Its router/switch business has been in regression as of late. In its recent fourth quarter report, the revenue from its router/switch business accounted for just under half of its revenue. Understanding the "writing on the wall," Cisco has been broadening its base beyond the router/switch market revamping its image. A six percent decline in revenue (Y o Y) for routers proves that the company is making smart moves. Router revenue declines, but revenue growth grew overall by five percent.
Should Cisco Revisit Palo Alto Networks?
Would it have an adverse affect upon Cisco if Palo Alto were picked up by Oracle (ORCL) or even F5? So far, Cisco has shown that it is willing to leave no stone unturned to find growth opportunities - regardless of how much it cost. And this is one more it needs to make. Having tried to buy the company before it went public, I am sure it should take another look. The company had its IPO earlier this year and the stock has run until recently. For the period ending October, the company grew revenues 50% year-over-year to $85.9 million. With an increasing customer base, and no debt, the company is very attractive. The company would be very attractive for Cisco which has been scooping up cloud based companies.
Is Cisco a Bargain?
Can Cisco be one of the best bargains on the market? I believe one can see how sharp the company is. As its core routing and switch business continues to erode, it transitions, spending a good portion of its $45 billion in cash on software acquisitions. The transition may take some time but it can already be felt. Its routing business is now 1% less of Cisco's overall sales. Hardware margins are that great so margins will continue to look good as it transitions.
Beating earnings estimates eight consecutive times, this transition is working. Cisco does not look like it is going to slow down. The next quarter growth is expected to be 4 percent to 6 percent. Longer term, the cloud will be amazing for Cisco as companies migrate totally into the cloud. The one-stop-shop service will be a great benefit to the company.

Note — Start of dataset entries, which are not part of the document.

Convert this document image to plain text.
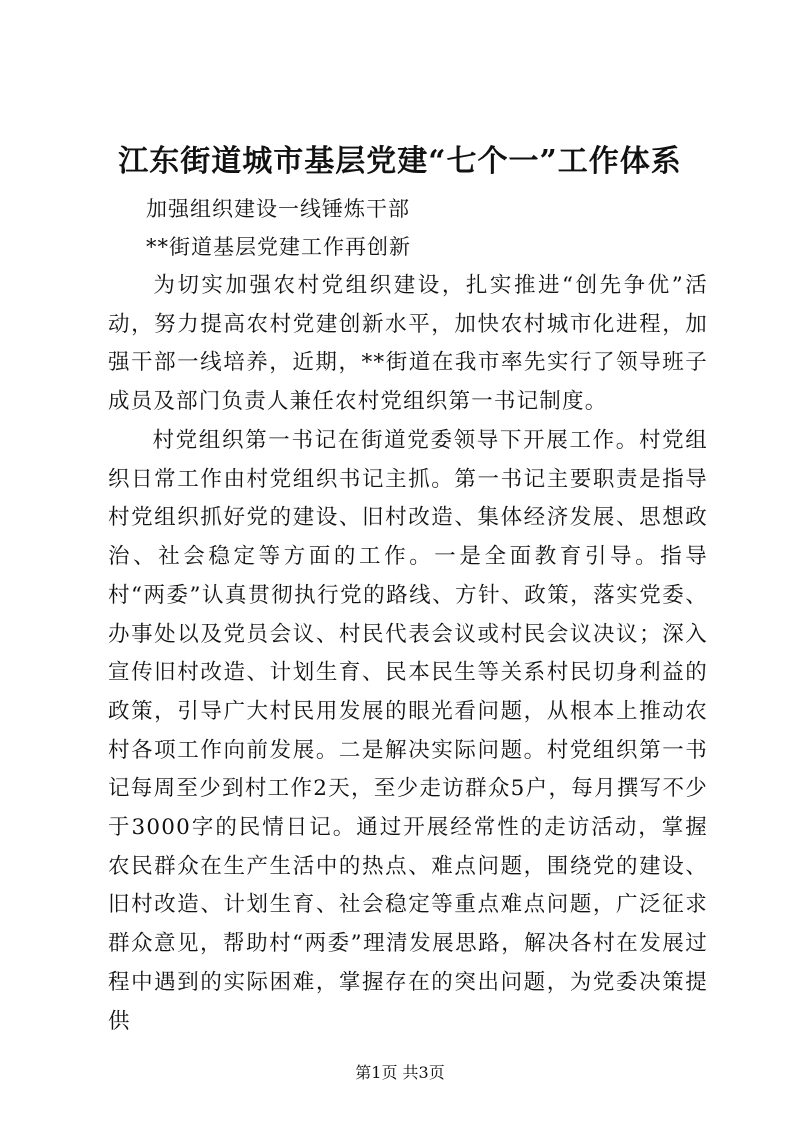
江东街道城市基层党建“七个一”工作体系
加强组织建设一线锤炼干部
**街道基层党建工作再创新

为切实加强农村党组织建设，扎实推进“创先争优”活动，努力提高农村党建创新水平，加快农村城市化进程，加强干部一线培养，近期，**街道在我市率先实行了领导班子成员及部门负责人兼任农村党组织第一书记制度。

村党组织第一书记在街道党委领导下开展工作。村党组织日常工作由村党组织书记主抓。第一书记主要职责是指导村党组织抓好党的建设、旧村改造、集体经济发展、思想政治、社会稳定等方面的工作。一是全面教育引导。指导村“两委”认真贯彻执行党的路线、方针、政策，落实党委、办事处以及党员会议、村民代表会议或村民会议决议；深入宣传旧村改造、计划生育、民本民生等关系村民切身利益的政策，引导广大村民用发展的眼光看问题，从根本上推动农村各项工作向前发展。二是解决实际问题。村党组织第一书记每周至少到村工作2天，至少走访群众5户，每月撰写不少于3000字的民情日记。通过开展经常性的走访活动，掌握农民群众在生产生活中的热点、难点问题，围绕党的建设、旧村改造、计划生育、社会稳定等重点难点问题，广泛征求群众意见，帮助村“两委”理清发展思路，解决各村在发展过程中遇到的实际困难，掌握存在的突出问题，为党委决策提供

第1页 共3页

There is little doubt that the stock appears to have reached a peak position and looks like it will move down now. This can be seen in the long negative divergence that can be observed in both the RSI indicator and the MACD. When both of these indicators support each other, it is a pretty strong sign. The MACD histogram has yet to move above the "0" line since the beginning of the year. Recently, the stock has moved below the middle Bollinger Band and I would expect the middle band to turn into resistance if it is to continue down.